I decided to let go of the novel I'd been struggling with, abandoning it like the smashed-up rental car on the side of the road. It was time to stop tap-dancing. A lot of people were never going to like me or my work, especially this factory-girl novel that was making each day at my desk feel like a chore instead of a joy. I needed a fresh start. A new car. The next day I started writing The Twelve Lives of Samuel Hawley, a novel that weaves back and forth in time and spans across America, using the legend of Hercules's twelve labors to tell the story of an ex-criminal and his daughter, and all the ways he risks his life to keep living.
The insurance came through from the woman who hit me, and with some more luck, my family members survived their hospital stays and operations. I picked up another part-time job and slowly pulled myself out of debt, chipping away each month at those credit-card statements. I painted over my broken heart.
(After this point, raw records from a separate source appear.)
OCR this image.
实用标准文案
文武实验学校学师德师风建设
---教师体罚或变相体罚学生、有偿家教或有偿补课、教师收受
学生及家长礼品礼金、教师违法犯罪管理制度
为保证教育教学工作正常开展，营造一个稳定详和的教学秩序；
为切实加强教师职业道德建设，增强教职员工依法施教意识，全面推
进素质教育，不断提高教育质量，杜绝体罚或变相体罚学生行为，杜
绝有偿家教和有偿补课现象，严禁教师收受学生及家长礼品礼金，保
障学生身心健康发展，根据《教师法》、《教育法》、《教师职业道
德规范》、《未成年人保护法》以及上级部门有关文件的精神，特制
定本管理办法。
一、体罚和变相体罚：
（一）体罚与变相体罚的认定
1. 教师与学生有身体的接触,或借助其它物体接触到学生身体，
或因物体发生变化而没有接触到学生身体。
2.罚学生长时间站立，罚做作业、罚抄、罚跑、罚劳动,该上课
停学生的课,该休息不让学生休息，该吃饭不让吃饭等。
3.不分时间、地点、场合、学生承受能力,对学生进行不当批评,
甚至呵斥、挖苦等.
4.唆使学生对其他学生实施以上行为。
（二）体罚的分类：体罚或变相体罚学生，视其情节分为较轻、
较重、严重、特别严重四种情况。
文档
And for the next seven years, I poured everything I had into what I'd started on Whidbey. This time, the novel sparked, even as it led me to dark places. I put my protagonists through the wringer and looked for ways to keep living. To keep trying. Sometimes you spend a long time on the wrong path, and it takes everything getting smashed to set you on the right one. I'm not sure I would have ever found my story if I hadn't brushed that broken glass from my hair.
Hannah Tinti is the co-founder of One Story magazine and the author of the novel The Twelve Lives of Samuel Hawley, out now.